Es necesario pues hacer ver que los sacramentos son acciones del mismo Cristo, realizadas en la Iglesia, para la santificación del hombre y la glorificación de Dios, de tal modo que el cristiano se acerque, en esta caso, a la Reconciliación no por un mero motivo jurídico, sino convencido de que mediante su acto de contrición sincera, confesión humilde y satisfacción reparadora está acogiendo la gracia de Dios que lo invita a recurrir a su misericordia.
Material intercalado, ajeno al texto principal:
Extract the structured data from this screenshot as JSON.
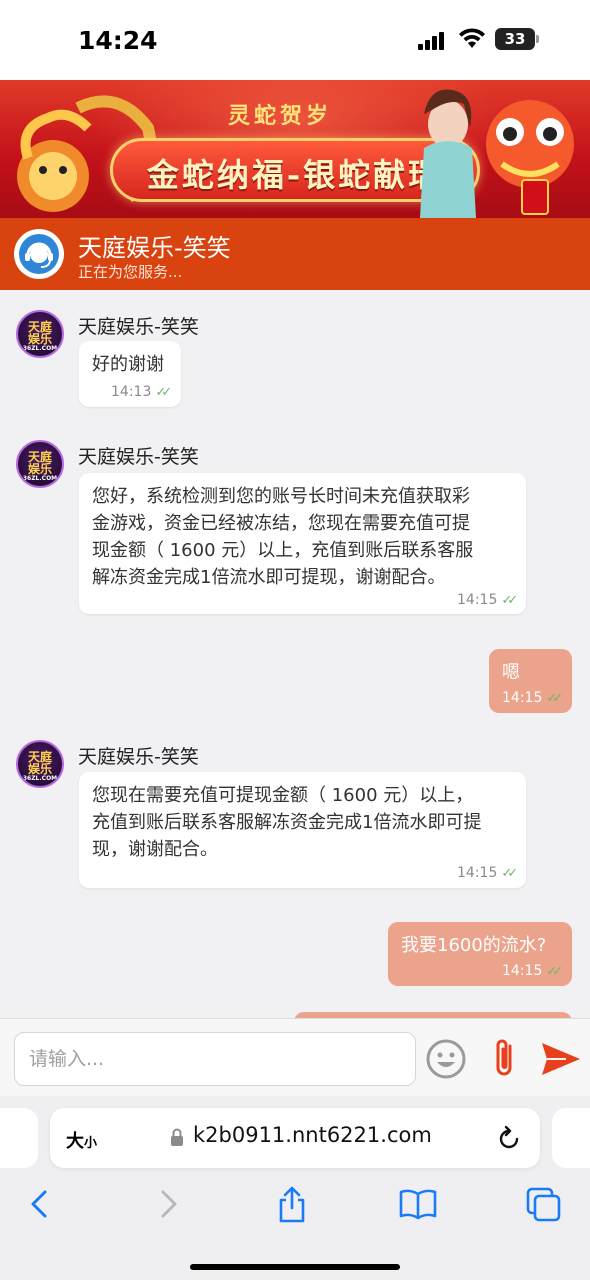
{
  "status_bar": {
    "time": "14:24",
    "battery": "33"
  },
  "banner": {
    "subtitle": "灵蛇贺岁",
    "title": "金蛇纳福-银蛇献瑞"
  },
  "chat_header": {
    "name": "天庭娱乐-笑笑",
    "status": "正在为您服务..."
  },
  "avatar": {
    "line1": "天庭",
    "line2": "娱乐",
    "line3": "36ZL.COM"
  },
  "messages": [
    {
      "direction": "in",
      "sender": "天庭娱乐-笑笑",
      "lines": [
        "好的谢谢"
      ],
      "time": "14:13"
    },
    {
      "direction": "in",
      "sender": "天庭娱乐-笑笑",
      "lines": [
        "您好，系统检测到您的账号长时间未充值获取彩",
        "金游戏，资金已经被冻结，您现在需要充值可提",
        "现金额（ 1600 元）以上，充值到账后联系客服",
        "解冻资金完成1倍流水即可提现，谢谢配合。"
      ],
      "time": "14:15"
    },
    {
      "direction": "out",
      "lines": [
        "嗯"
      ],
      "time": "14:15"
    },
    {
      "direction": "in",
      "sender": "天庭娱乐-笑笑",
      "lines": [
        "您现在需要充值可提现金额（ 1600 元）以上，",
        "充值到账后联系客服解冻资金完成1倍流水即可提",
        "现，谢谢配合。"
      ],
      "time": "14:15"
    },
    {
      "direction": "out",
      "lines": [
        "我要1600的流水?"
      ],
      "time": "14:15"
    }
  ],
  "input": {
    "placeholder": "请输入..."
  },
  "browser": {
    "text_size_big": "大",
    "text_size_small": "小",
    "url": "k2b0911.nnt6221.com"
  },
  "icons": {
    "emoji": "emoji-icon",
    "attach": "paperclip-icon",
    "send": "send-icon",
    "back": "chevron-left-icon",
    "forward": "chevron-right-icon",
    "share": "share-icon",
    "bookmarks": "book-icon",
    "tabs": "tabs-icon",
    "reload": "reload-icon",
    "lock": "lock-icon"
  },
  "colors": {
    "header": "#d9430f",
    "outgoing_bubble": "#eba38c",
    "send": "#e8401c",
    "link_blue": "#1a7cf5"
  }
}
Por tanto, la Iglesia está llamada a invitar a los hombres a buscar la paz, la tranquilidad, y más que eso: la comunión y amistad con el mismo Dios, mediante el sacramento de la Reconciliación, el cual cobra su eficacia a partir del misterio pascual de Cristo, en el cual el Señor, por medio de su sangre derramada, nos redime y nos reconcilia con Dios.
Asimismo veamos en los pasos para una buena confesión, no sólo requisitos, para realizar un acto jurídico, sino que profundicemos en sus dimensiones antropológicas que en sí mismas expresan la actitud del cristiano, que llamado por Dios primeramente, quiere obtener el perdón de su Padre misericordioso.